I know very close to nothing about sushi. I used to go with some regularity to a sushi restaurant in town (“Jasmine”) and my grocery store also started selling it. I’m not sure which exposure came first. More recently, I’ve gone a few times to a very authentic Japanese restaurant in town (“Sakura”). The little sushi I’ve been brave enough to try, I’ve liked. But I’m still very wary. I need to go with someone who’s sophisticated about it and can give me advice.
So, you may wonder, why am I posting about a topic I admittedly know almost nothing about? Look again. The title of the post is not “Sushi”, it’s “Sushi Fish”.
I recently read a book entitled Eels. Subtitled: An exploration, from New Zealand to the Sargasso, of the world’s most mysterious fish. You always wonder about an editor who lets an author get away with a subtitle that long. I followed that with Tuna. Subtitled: A Love Story. Tuna was written by Richard Ellis, who also wrote On Thin Ice, the book I read about polar bears.
Of the two, Eels is by far the better book. Tuna tends to be dry and repetitive. Plus it employs a technique I despise, that of putting footnotes at the bottom of the page. In a book, those should be in a section at the end for references. The best thing Tuna has going for it is its subtitle. It’s intentionally ironic. We are loving tuna to extinction, particularly the bluefin.
Nevertheless, both books are chock-full of facts about the creatures involved. I found eels more fascinating, maybe because I knew least about them to begin with–although before reading the book about tuna, I wouldn’t have been able to identify one in a police line-up.
Here’s the most fascinating fact about eels: they are catadromous, meaning they are spawned in the ocean and return to fresh water to live out their lives until they are ready to spawn themselves; then they make their way back to the ocean–assuming they can, assuming we haven’t built hydroelectric dams barring their path in the twenty or so years it took them to mature. Catadromous is opposed to anadromous, like salmon, who live their lives in the opposite direction.
North American and European eels are thought to spawn in the Sargasso Sea–but that has never been proven.
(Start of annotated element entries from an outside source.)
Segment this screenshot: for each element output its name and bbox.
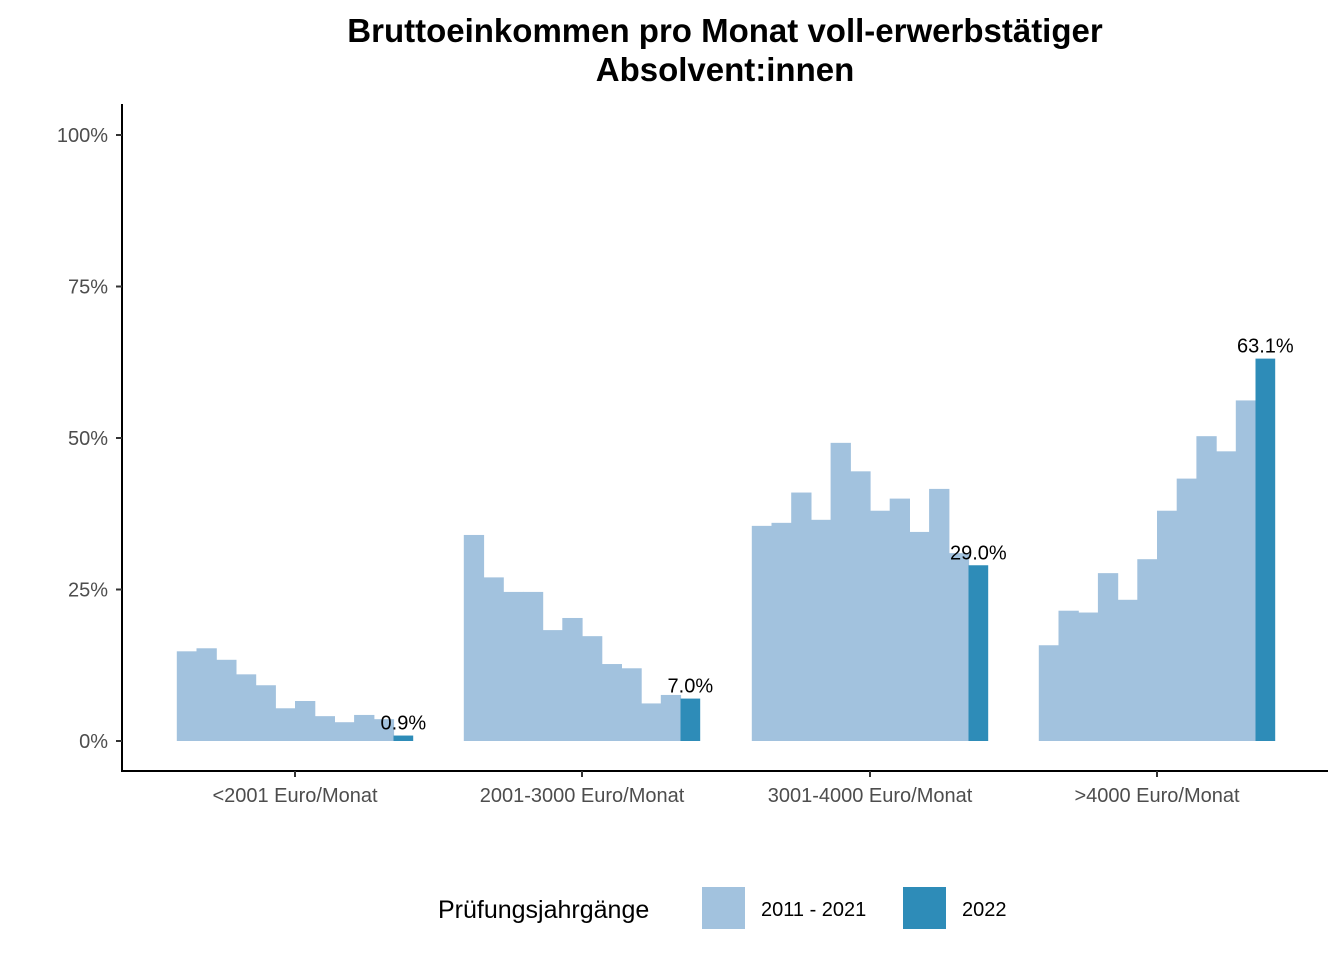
bar-history-2-2	[791, 492, 812, 741]
x-tick-label-2: 3001-4000 Euro/Monat	[768, 785, 973, 807]
bar-history-3-3	[1097, 573, 1119, 741]
y-tick-label-4: 100%	[57, 125, 108, 147]
bars-history	[176, 400, 1257, 741]
y-tick-label-0: 0%	[79, 731, 108, 753]
bar-history-3-5	[1137, 559, 1158, 741]
bar-history-1-0	[463, 534, 485, 741]
bar-history-3-4	[1117, 599, 1138, 741]
x-axis-ticks: <2001 Euro/Monat 2001-3000 Euro/Monat 3001…	[212, 771, 1240, 807]
legend-title: Prüfungsjahrgänge	[438, 896, 649, 924]
legend-label-current: 2022	[962, 899, 1007, 921]
data-label-0: 0.9%	[381, 713, 427, 735]
bar-history-3-10	[1235, 400, 1257, 741]
bar-history-3-9	[1216, 451, 1237, 741]
legend: Prüfungsjahrgänge 2011 - 2021 2022	[438, 887, 1007, 929]
y-tick-label-2: 50%	[68, 428, 108, 450]
bar-history-0-7	[314, 716, 335, 741]
bar-history-2-9	[929, 488, 950, 741]
bar-history-2-10	[948, 553, 970, 741]
bar-history-1-2	[503, 591, 524, 741]
bar-history-0-10	[373, 719, 395, 741]
y-tick-label-3: 75%	[68, 277, 108, 299]
bar-history-3-0	[1038, 645, 1060, 741]
bar-current-3	[1255, 358, 1276, 741]
bar-history-2-8	[909, 531, 930, 741]
bar-current-0	[393, 735, 414, 741]
bar-history-1-7	[601, 664, 622, 741]
bar-history-1-8	[621, 668, 642, 741]
y-tick-label-1: 25%	[68, 580, 108, 602]
bar-history-0-0	[176, 651, 198, 741]
data-label-2: 29.0%	[950, 542, 1007, 564]
bar-history-2-7	[889, 498, 910, 741]
bar-current-2	[968, 565, 989, 741]
bar-history-3-1	[1058, 610, 1079, 741]
data-label-3: 63.1%	[1237, 336, 1294, 358]
y-axis-ticks: 0% 25% 50% 75% 100%	[57, 125, 122, 753]
chart-title-line-2: Absolvent:innen	[596, 51, 855, 88]
legend-swatch-current	[903, 887, 946, 929]
bar-history-1-3	[522, 591, 544, 741]
bar-history-1-10	[660, 694, 682, 741]
bar-history-3-8	[1196, 436, 1217, 741]
legend-label-history: 2011 - 2021	[761, 899, 866, 921]
bar-history-1-6	[582, 636, 603, 741]
x-tick-label-0: <2001 Euro/Monat	[212, 785, 378, 807]
bar-history-0-9	[354, 714, 375, 741]
bar-history-1-9	[641, 703, 662, 741]
bar-history-0-1	[196, 648, 217, 741]
bar-history-3-7	[1176, 478, 1197, 741]
bars-current	[393, 358, 1276, 741]
bar-history-3-6	[1157, 510, 1178, 741]
bar-history-2-4	[830, 442, 851, 741]
x-tick-label-3: >4000 Euro/Monat	[1074, 785, 1240, 807]
data-labels: 0.9% 7.0% 29.0% 63.1%	[381, 336, 1294, 735]
bar-history-1-4	[542, 630, 563, 741]
bar-history-0-4	[255, 685, 276, 741]
bar-history-0-6	[295, 701, 316, 741]
bar-history-2-6	[870, 510, 891, 741]
bar-history-0-3	[235, 674, 257, 741]
bar-history-0-8	[334, 722, 355, 741]
bar-history-1-1	[483, 577, 504, 741]
bar-history-3-2	[1078, 612, 1099, 741]
bar-history-1-5	[562, 617, 583, 741]
legend-swatch-history	[702, 887, 745, 929]
bar-history-2-0	[751, 525, 773, 741]
bar-history-2-3	[810, 519, 832, 741]
x-tick-label-1: 2001-3000 Euro/Monat	[480, 785, 685, 807]
bar-history-0-5	[275, 708, 296, 741]
chart-title-line-1: Bruttoeinkommen pro Monat voll-erwerbstä…	[347, 12, 1103, 49]
bar-current-1	[680, 698, 701, 741]
bar-history-2-1	[771, 522, 792, 741]
bar-history-0-2	[216, 659, 237, 741]
bar-history-2-5	[850, 471, 871, 741]
data-label-1: 7.0%	[668, 676, 714, 698]
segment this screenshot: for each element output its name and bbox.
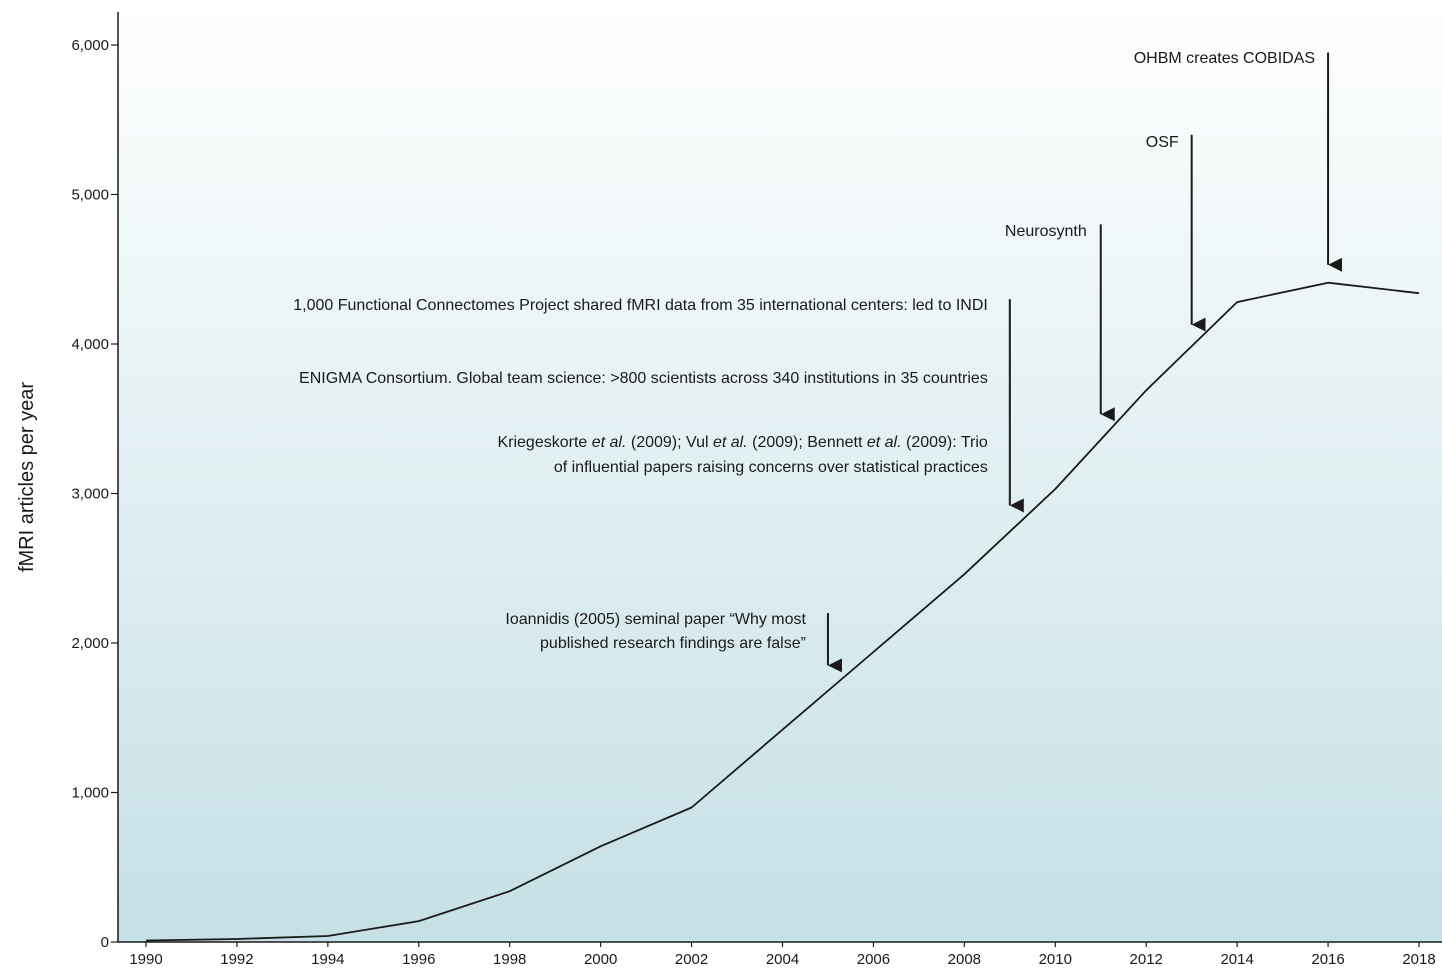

Eels are thought to die after spawning, like salmon, but that has never been proved either. Ergo, they remain the world’s most mysterious fish–at least until 2010 when this book was published. Sometimes science moves very fast, and sometimes not so much. I venture to say there is more money worldwide going into finding the search for the spawning grounds of eels , and of trying to find ways to successfully farm both them and tuna, than there is in all of cancer research. Which makes a certain kind of sense.
Both books discuss, at length, the Tsukiji fish market in Tokyo, It’s the largest in the world. Eels are sold there mostly frozen, but eel is considered best when it’s freshest. There are videos you can find of how to clean fresh eels, but I’m sparing you a link. Essentially it’s done while the eel is still alive, with it’s head spiked to a table. The chefs are doing it with bare hands, which is kind of interesting, since I learned that eel blood contains a neurotoxin. I was somewhat comforted to learn that for that reason and others, all eel in sushi is cooked.
One of the interesting side effects of reading these two books, along with the last novel I read (Nevil Shute’s A Town Like Alice ), is that the more I learn about the Japanese, the less I like them. It seems wrong to judge an entire country based on WWII, and I’m not. It’s only recently that I’ve begun to see that we misjudge them. We forget that their only reason for surrendering in WWII was being forced into abject submission. We did not change their world view, so to speak. They’ve merely taken it underground.
When it comes to fishing, for example, the Japanese have cheerfully agreed to any limits or quotas the various (toothless) regulatory agencies may set–because they have no intention of ever following any of them anyway. They have lied and stolen their way through it all. You have only to look at the whaling “ban” and Japan’s response to it. They’re permitted to take a certain number for “research”. And those “research” whales end up in Tsukiji. Because it’s all about what Japan wants or needs. It’s a mindset that has not changed by defeat in WWII.
Sushi is a Japanese phenomenon, and one, I was surprised to learn, of fairly recent origin. We can hope they tire of it before fishing some species to extinction, but I wouldn’t count on it.